Good To Have A Routine
Base on the scientific systems, it is good for a player to come out with a routine. The routine can be like take 1 hour for jogging, foot drills, conditioning foot routines and bending like seat up push up and so on.
Such a routine will help for speeding and strengthen lateral post.
For example, a lot of players found it is rather hard for them to master the backhand skill. Basically, the backhand “whip” as I call it, takes a while to develop.
It is hard to explain without showing you as I am not a professional trainer but just a player who can do this, what you need to do is learn how to flick your wrist in, I guess.
A U form starting from the right side of the U. If you can watch someone do this then it would be a lot easier to understand and probably learn.
Otherwise, keep your opponent away from your backhand, move him/her around going from clear to drop shot, cross courting your shots as much as possible. This causes ur opponent to be less likely to put a shot where he/she wants it to go.

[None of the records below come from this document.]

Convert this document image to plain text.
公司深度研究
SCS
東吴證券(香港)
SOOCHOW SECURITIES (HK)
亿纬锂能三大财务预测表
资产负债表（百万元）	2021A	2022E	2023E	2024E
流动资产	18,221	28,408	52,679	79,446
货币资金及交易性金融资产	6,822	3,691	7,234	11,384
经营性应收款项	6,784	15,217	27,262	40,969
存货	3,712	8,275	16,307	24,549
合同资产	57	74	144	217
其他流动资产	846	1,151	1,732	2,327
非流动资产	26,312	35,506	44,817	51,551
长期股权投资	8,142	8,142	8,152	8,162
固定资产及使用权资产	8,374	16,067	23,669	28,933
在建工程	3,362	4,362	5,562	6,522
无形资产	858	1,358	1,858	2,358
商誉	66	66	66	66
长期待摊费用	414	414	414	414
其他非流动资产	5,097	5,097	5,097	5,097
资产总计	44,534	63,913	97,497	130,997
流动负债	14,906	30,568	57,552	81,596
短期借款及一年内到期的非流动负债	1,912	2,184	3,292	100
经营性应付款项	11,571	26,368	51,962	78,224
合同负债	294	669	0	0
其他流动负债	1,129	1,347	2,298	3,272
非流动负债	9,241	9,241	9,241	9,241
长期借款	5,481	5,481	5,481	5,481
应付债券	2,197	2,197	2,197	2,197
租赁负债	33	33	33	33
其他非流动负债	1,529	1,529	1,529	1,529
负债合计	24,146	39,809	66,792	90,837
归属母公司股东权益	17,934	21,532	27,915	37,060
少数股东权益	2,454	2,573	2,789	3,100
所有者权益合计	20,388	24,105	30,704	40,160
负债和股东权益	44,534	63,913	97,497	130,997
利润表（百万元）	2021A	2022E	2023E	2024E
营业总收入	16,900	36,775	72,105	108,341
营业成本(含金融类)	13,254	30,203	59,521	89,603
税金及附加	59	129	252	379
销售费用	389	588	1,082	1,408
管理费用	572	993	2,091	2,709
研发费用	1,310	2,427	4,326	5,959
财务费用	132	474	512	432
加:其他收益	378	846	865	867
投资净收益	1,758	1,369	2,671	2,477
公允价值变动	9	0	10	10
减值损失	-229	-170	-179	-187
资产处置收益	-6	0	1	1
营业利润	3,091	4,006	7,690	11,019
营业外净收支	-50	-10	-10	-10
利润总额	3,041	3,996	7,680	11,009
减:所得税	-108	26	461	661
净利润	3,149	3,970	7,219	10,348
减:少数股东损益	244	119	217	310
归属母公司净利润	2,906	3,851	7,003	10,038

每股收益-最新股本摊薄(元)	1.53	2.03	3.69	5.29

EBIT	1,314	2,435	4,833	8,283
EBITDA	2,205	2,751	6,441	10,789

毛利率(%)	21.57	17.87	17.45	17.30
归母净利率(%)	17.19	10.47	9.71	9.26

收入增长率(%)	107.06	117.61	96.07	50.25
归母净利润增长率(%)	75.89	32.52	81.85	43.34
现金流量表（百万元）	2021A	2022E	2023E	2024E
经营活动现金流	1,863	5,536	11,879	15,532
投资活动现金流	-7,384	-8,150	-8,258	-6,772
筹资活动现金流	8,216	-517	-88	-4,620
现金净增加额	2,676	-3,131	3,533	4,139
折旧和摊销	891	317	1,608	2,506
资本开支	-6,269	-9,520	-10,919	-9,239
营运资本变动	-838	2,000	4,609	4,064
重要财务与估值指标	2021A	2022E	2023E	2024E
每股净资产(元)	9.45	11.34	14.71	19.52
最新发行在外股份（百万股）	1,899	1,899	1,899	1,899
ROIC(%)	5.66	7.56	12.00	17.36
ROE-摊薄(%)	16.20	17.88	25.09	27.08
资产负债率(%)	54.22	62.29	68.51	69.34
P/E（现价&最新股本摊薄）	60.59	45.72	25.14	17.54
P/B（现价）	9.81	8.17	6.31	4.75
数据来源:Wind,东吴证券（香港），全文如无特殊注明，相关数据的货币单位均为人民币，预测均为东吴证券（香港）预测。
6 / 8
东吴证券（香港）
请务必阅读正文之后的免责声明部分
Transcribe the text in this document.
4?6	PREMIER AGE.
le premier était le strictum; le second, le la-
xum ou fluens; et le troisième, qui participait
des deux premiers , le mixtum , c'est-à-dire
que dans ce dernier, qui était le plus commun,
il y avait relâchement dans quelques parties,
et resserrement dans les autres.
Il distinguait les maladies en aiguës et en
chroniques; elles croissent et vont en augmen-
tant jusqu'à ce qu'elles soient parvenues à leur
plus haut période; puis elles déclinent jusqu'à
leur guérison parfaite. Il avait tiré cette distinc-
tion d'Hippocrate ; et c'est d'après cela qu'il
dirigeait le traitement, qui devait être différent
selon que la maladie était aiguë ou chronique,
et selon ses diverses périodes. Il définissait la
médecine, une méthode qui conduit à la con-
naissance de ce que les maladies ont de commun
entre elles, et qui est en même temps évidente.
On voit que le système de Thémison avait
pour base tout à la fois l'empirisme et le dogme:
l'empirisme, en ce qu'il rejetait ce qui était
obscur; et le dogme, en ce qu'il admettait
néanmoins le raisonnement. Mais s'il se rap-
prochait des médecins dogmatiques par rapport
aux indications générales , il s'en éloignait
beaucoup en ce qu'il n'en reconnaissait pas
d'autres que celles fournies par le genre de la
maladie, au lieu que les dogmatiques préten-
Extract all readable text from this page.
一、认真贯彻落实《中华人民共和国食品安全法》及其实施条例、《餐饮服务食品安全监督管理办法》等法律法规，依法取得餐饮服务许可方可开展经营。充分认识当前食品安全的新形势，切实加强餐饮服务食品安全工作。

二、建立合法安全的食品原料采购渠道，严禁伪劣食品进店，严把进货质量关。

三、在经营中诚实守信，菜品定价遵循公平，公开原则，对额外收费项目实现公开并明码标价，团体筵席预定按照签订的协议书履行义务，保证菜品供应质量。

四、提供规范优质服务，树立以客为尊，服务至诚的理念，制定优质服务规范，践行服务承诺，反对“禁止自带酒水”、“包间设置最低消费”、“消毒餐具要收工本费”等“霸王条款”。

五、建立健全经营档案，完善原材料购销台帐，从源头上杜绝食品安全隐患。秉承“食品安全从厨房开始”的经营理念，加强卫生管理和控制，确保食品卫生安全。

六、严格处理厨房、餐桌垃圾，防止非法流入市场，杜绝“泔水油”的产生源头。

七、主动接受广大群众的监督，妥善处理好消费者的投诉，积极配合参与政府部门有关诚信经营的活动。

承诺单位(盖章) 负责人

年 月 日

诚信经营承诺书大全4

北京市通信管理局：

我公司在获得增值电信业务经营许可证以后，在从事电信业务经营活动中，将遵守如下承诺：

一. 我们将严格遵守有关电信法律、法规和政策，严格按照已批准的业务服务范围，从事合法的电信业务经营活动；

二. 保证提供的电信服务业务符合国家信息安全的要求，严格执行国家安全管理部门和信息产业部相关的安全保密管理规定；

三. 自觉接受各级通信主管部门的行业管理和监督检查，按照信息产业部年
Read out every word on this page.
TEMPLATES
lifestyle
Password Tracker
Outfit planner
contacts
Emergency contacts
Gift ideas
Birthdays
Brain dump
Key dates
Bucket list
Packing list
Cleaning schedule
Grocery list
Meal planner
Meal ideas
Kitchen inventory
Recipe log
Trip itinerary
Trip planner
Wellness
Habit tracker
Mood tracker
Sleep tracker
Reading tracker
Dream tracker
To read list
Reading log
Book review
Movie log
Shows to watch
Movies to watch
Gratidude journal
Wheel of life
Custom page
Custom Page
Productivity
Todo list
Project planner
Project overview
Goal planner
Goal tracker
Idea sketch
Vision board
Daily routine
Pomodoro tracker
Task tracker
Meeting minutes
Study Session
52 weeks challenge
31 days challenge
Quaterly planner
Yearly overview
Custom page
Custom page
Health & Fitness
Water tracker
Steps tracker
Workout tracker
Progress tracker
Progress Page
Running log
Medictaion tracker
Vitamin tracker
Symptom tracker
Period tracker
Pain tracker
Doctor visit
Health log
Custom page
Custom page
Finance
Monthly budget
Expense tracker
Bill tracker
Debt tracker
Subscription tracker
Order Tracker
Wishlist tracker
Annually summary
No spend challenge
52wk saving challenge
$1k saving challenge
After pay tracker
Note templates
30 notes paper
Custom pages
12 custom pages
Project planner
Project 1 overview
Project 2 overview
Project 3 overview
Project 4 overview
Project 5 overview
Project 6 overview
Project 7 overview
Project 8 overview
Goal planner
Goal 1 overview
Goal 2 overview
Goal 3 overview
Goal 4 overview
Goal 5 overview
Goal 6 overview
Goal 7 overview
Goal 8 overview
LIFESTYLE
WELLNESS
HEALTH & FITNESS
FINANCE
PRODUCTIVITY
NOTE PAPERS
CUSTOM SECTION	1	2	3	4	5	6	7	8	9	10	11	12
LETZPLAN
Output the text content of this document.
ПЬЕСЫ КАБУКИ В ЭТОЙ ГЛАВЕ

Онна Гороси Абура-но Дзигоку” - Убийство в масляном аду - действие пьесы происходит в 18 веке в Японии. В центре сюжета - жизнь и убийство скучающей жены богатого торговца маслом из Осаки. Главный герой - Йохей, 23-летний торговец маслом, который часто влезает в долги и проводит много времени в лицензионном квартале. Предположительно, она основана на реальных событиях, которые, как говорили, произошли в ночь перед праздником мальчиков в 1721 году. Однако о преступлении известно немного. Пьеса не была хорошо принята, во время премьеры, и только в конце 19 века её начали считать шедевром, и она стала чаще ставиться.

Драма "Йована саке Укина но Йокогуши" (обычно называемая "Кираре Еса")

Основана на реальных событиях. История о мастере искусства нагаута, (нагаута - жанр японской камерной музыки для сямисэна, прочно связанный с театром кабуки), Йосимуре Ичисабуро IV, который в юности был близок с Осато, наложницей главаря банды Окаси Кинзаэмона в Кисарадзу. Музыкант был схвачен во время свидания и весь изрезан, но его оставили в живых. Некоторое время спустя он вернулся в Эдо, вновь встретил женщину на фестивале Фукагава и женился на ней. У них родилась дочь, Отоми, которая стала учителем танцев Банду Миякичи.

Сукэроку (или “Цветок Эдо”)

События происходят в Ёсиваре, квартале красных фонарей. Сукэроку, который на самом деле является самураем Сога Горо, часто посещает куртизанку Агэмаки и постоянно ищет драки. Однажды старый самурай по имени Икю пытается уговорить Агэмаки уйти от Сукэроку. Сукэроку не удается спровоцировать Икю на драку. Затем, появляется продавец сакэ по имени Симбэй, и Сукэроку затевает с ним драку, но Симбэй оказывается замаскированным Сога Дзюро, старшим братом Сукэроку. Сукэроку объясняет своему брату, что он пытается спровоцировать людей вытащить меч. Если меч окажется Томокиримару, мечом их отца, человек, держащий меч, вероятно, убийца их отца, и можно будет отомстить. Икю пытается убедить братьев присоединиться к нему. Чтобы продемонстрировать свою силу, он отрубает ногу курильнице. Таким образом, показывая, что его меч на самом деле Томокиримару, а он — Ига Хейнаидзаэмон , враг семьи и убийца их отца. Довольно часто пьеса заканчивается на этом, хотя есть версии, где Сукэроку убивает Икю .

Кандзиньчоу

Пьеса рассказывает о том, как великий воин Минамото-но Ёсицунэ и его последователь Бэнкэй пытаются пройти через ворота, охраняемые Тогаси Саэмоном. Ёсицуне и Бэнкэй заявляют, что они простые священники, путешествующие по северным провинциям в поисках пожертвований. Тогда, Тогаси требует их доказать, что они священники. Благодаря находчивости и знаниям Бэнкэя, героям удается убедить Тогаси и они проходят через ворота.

For backhand tips, the most important thing is to use a modified backhand grip instead of the basic net kill backhand grip then. The best way to describe how to hit it is to pretend like you are whipping a towel and trying to make it snap so same thing with the backhand you don’t want to have any follow through the less follow-through will result in more power.
No matter you are a left-handed or right-handed player, you may feel that the power in your smashes is less just because you didn’t yield the right strength to swing.
You can practice getting the perfect power and placement in your smashes so that it is not easy for your fellow players to defend it.
You may keep on practicing until you can get quite good at aiming to shoot at the right spot and the power of your smashes is going to be just right.
Participate More in Matches
Playing a lot of matches, especially competitive (league play, or tournaments) will give you the experience in those tough environments. Also, I would advise working on your fitness. If you are working hard physically you learn to fight through the pain, the burning feeling in your legs and lungs. This will translate into a tougher mind as well.
No Typical Height and Weight Required
Some players are having doubt and they just want to know what is the average body weight of a typical professional badminton player?
Like one of the players in my area where he used to play badminton in the past when he was 70kg. Then he stopped playing the sport for 5 years. He then started bodybuilding until he reached 105kg!
Now he is playing badminton again and his weight goes down to 87kg. He is confused at some points and wonders if he is a bit too heavy to play badminton? He has powerful legs because he still has good training for his footwork
In my opinion, I don’t think there is a typical height or weight for professional players. There are some that are tall and slender, while others are short and explosive.
I would tend to say that singles players are quite lightweight for whatever height they are. You don’t want any extra weight holding you down. If you’re looking to play competitively I would say you’d want to drop some weight. Perhaps 10kgs or more.
However, what seems to be more important is your power relative to your weight. So for example, if losing weight causes you to be a lot weaker then that’s not good. I would focus on improving your speed and fitness, if you lose weight as a result then that’s okay.